L'Université de Pristina a délivré un faux doctorat, chirurgien italien qui ne savait pas porter ses gants.

La branche de l'Université de Pristina dans le nord du Kosovo a commencé à délivrer de faux diplômes pour la conduite d'études. L'un d'eux avait été libéré par un Italien qui n'avait qu'une école primaire. La même chose avait alors travaillé en Roumanie comme chirurgien. Express apporte les détails du diplôme et le manque de réaction [...]
La branche de l'Université de Pristina dans le nord du Kosovo a commencé à délivrer de faux diplômes pour la conduite d'études. L'un d'eux avait été libéré par un Italien qui n'avait qu'une école primaire. La même chose avait alors travaillé en Roumanie comme chirurgien. Express apporte les détails du diplôme et l'absence de réponse du gouvernement du Ministère de l'éducation pourquoi une université du Kosovo équipe également les internationaux de faux documents.
Un Italien, avec une école primaire, a vu un manque de droit dans le nord du Kosovo. Là, une institution parallèle d'enseignement supérieur a publié un faux document avec lequel elle a réussi à se rendre en Roumanie et à travailler comme chirurgien. Le travail du médecin qui s'occupe des opérations a été exercé par plusieurs cliniques privées de la capitale roumaine.
Le journal Express a réussi à obtenir le degré de Matteo Politi italien, qui a été libéré par des structures parallèles serbes à l'Université de Pristina qui continuent d'opérer illégalement dans le nord du Kosovo.
Dans le nord du Kosovo, depuis 1999, l'Université de Pristina fonctionne, qui n'a jamais été reconnue par la République du Kosovo. En fait, l'État du Kosovo n'a pas réussi à placer cette institution sous l'égide du Ministère de l'éducation. Cette condition continue également de prendre en otage la modification de la loi sur l'éducation au Kosovo, les Serbes refusant de voter sur une telle loi sans être reconnus comme leur université dans le nord.
Cependant, les Italiens n'ont pas empêché la confusion juridique de l'Université de Pristina dans le nord de terminer au plus haut niveau, le doctorat en médecine générale, en octobre 2013.
Toutefois, tout reste flou sur la façon dont Polit a réussi à obtenir un diplôme au Kosovo entre 2007-2013, lorsqu'il a été condamné par les autorités italiennes en 2011 pour avoir volé l'identité d'un autre médecin.
Malgré cela, Matteo Politi continue d'exercer sa profession de chirurgien en Roumanie. La personne qui a accepté son diplôme forgé et non traduit a été suspendue du travail en 2018.
Interrogé par le Procureur de l ' État, ce fonctionnaire avait déclaré qu ' il n ' avait pas bien compris la langue dans laquelle le diplôme avait été rédigé.
Dieu sait où est cette lettre. Je ne sais pas, c'était en lettres de chandelle, je ne sais vraiment pas lire chandelle”, a dit que le fonctionnaire suspendu avait accepté le degré de citoyens italiens dont la commission disciplinaire est censée prendre une décision pour lui.
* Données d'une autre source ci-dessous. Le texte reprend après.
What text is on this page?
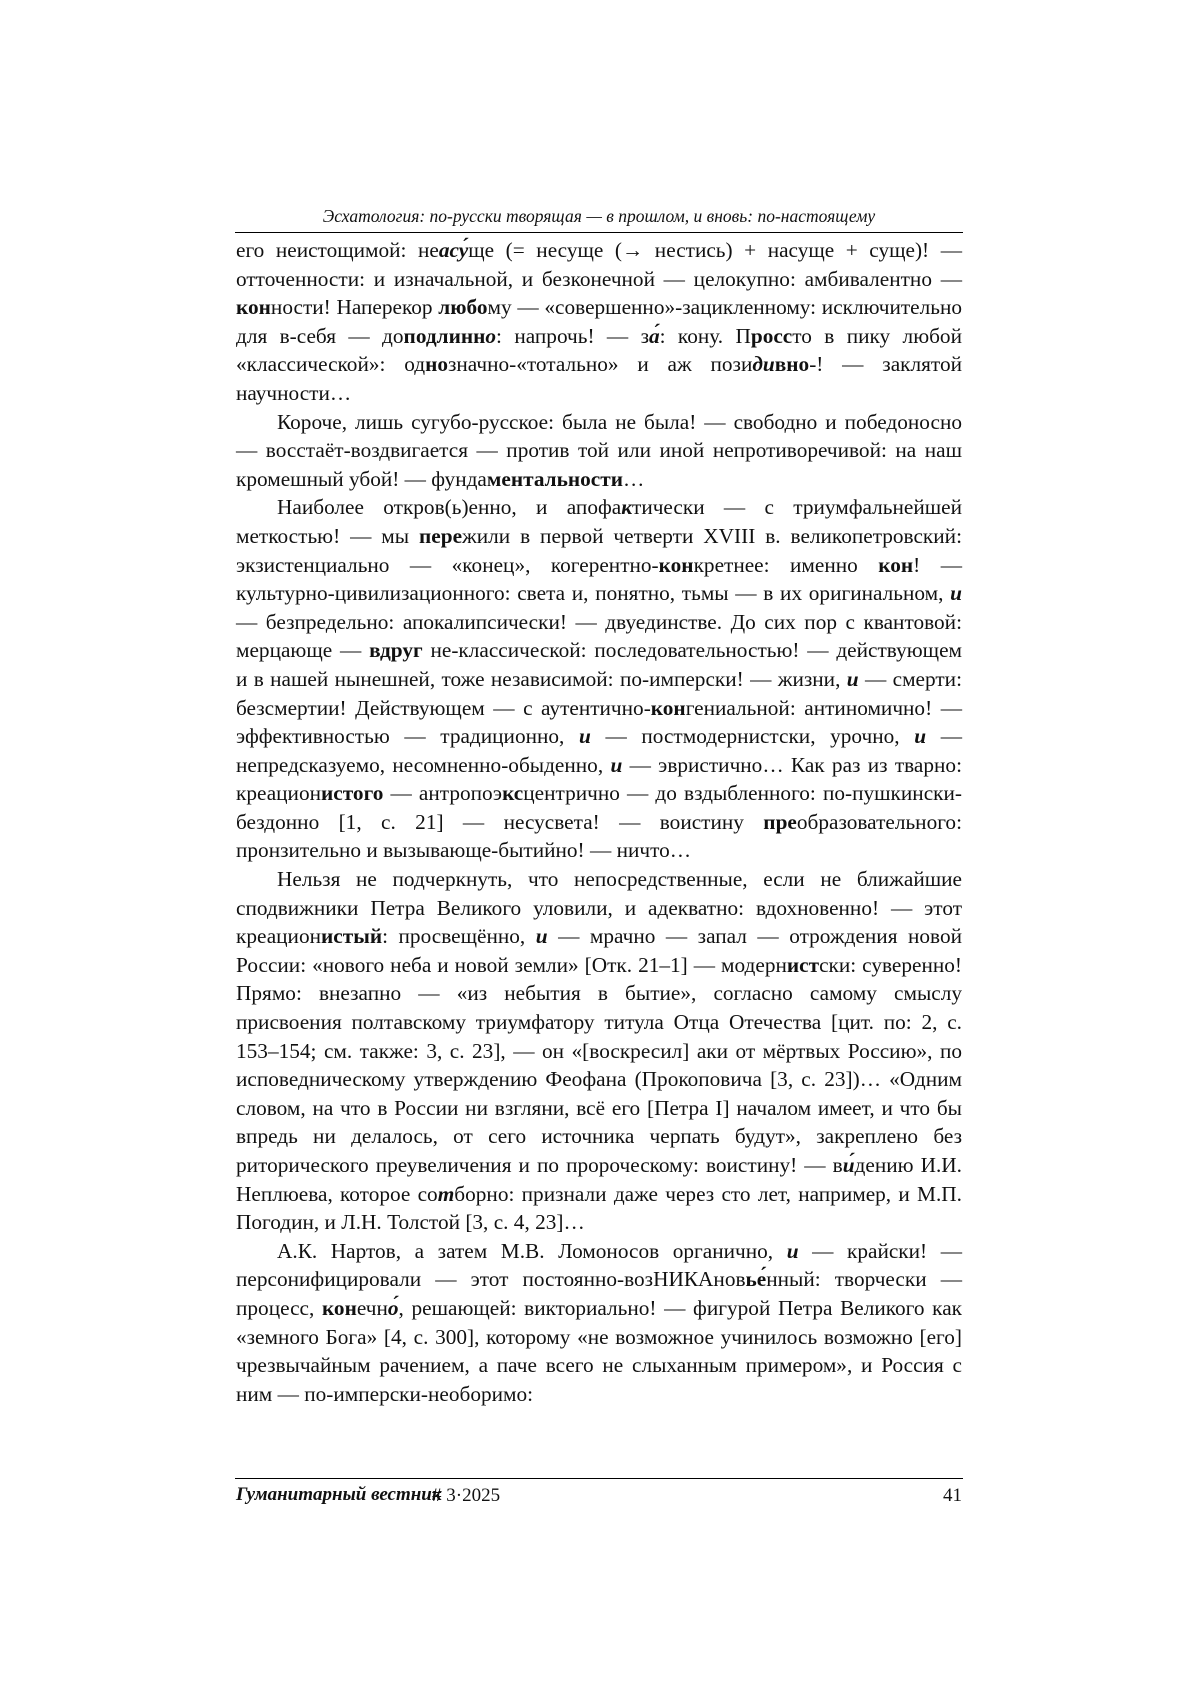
Эсхатология: по-русски творящая — в прошлом, и вновь: по-настоящему

его неистощимой: неасу́ще (= несуще (→ нестись) + насуще + суще)! — отточенности: и изначальной, и безконечной — целокупно: амбивалентно — конности! Наперекор любому — «совершенно»-зацикленному: исключительно для в-себя — доподлинно: напрочь! — за́: кону. Проссто в пику любой «классической»: однозначно-«тотально» и аж позидивно-! — заклятой научности…

Короче, лишь сугубо-русское: была не была! — свободно и победоносно — восстаёт-воздвигается — против той или иной непротиворечивой: на наш кромешный убой! — фундаментальности…

Наиболее откров(ь)енно, и апофактически — с триумфальнейшей меткостью! — мы пережили в первой четверти XVIII в. великопетровский: экзистенциально — «конец», когерентно-конкретнее: именно кон! — культурно-цивилизационного: света и, понятно, тьмы — в их оригинальном, и — безпредельно: апокалипсически! — двуединстве. До сих пор с квантовой: мерцающе — вдруг не-классической: последовательностью! — действующем и в нашей нынешней, тоже независимой: по-имперски! — жизни, и — смерти: безсмертии! Действующем — с аутентично-конгениальной: антиномично! — эффективностью — традиционно, и — постмодернистски, урочно, и — непредсказуемо, несомненно-обыденно, и — эвристично… Как раз из тварно: креационистого — антропоэксцентрично — до вздыбленного: по-пушкински-бездонно [1, с. 21] — несусвета! — воистину преобразовательного: пронзительно и вызывающе-бытийно! — ничто…

Нельзя не подчеркнуть, что непосредственные, если не ближайшие сподвижники Петра Великого уловили, и адекватно: вдохновенно! — этот креационистый: просвещённо, и — мрачно — запал — отрождения новой России: «нового неба и новой земли» [Отк. 21–1] — модернистски: суверенно! Прямо: внезапно — «из небытия в бытие», согласно самому смыслу присвоения полтавскому триумфатору титула Отца Отечества [цит. по: 2, с. 153–154; см. также: 3, с. 23], — он «[воскресил] аки от мёртвых Россию», по исповедническому утверждению Феофана (Прокоповича [3, с. 23])… «Одним словом, на что в России ни взгляни, всё его [Петра I] началом имеет, и что бы впредь ни делалось, от сего источника черпать будут», закреплено без риторического преувеличения и по пророческому: воистину! — ви́дению И.И. Неплюева, которое сотборно: признали даже через сто лет, например, и М.П. Погодин, и Л.Н. Толстой [3, с. 4, 23]…

А.К. Нартов, а затем М.В. Ломоносов органично, и — крайски! — персонифицировали — этот постоянно-возНИКАновье́нный: творчески — процесс, конечно́, решающей: викториально! — фигурой Петра Великого как «земного Бога» [4, с. 300], которому «не возможное учинилось возможно [его] чрезвычайным рачением, а паче всего не слыханным примером», и Россия с ним — по-имперски-необоримо:

Гуманитарный вестник
# 3·2025	41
Le Ministère roumain de la santé, qui a informé les autorités italiennes de l'affaire, est également impliqué. Selon eux, des collègues avaient indiqué que Matteo Politti ne savait pas non plus comment porter ses gants.

L'Oda of Kosovo Doctors, qui dit aussi que le diplôme pour ressortissants italiens a été délivré par des structures parallèles dans le nord de Mitrovica, a également réagi.
Ce système parallèle d'institutions directement soutenues par la Serbie a inclus le fonctionnement des établissements d'enseignement supérieur. Dans le cadre de ces établissements parallèles d'enseignement supérieur, l'Université de Pristina, qui fonctionne toujours en dehors du cadre juridique de la République du Kosovo, cette institution parallèle, qui est physiquement située dans la partie nord de Mitrovica, développe des activités en dehors du programme approuvé par le Ministère de l'éducation de la République du Kosovo”, dit en réponse à l'Association médicale du Kosovo.
Selon eux, la même personne a prouvé que, même en 2007-2008, elle avait tenté de tromper les chirurgiens du Kosovo à coinvestir au Kosovo.
Selon le CPVP, les documents publiés par ces structures parallèles ne sont pas valides et ne représentent donc pas les institutions de la République du Kosovo.
Ils se sont également adressés aux autorités roumaines sur cette question.
Le journal Express a également essayé de contacter la ministre des Sciences et de la Technologie, Merci Bytyqi, mais le contact avec elle a été impossible.
Le citoyen italien Matteo Politi a été arrêté le 6 février à un poste frontière alors qu'il voyageait en train de Roumanie à la Hongrie.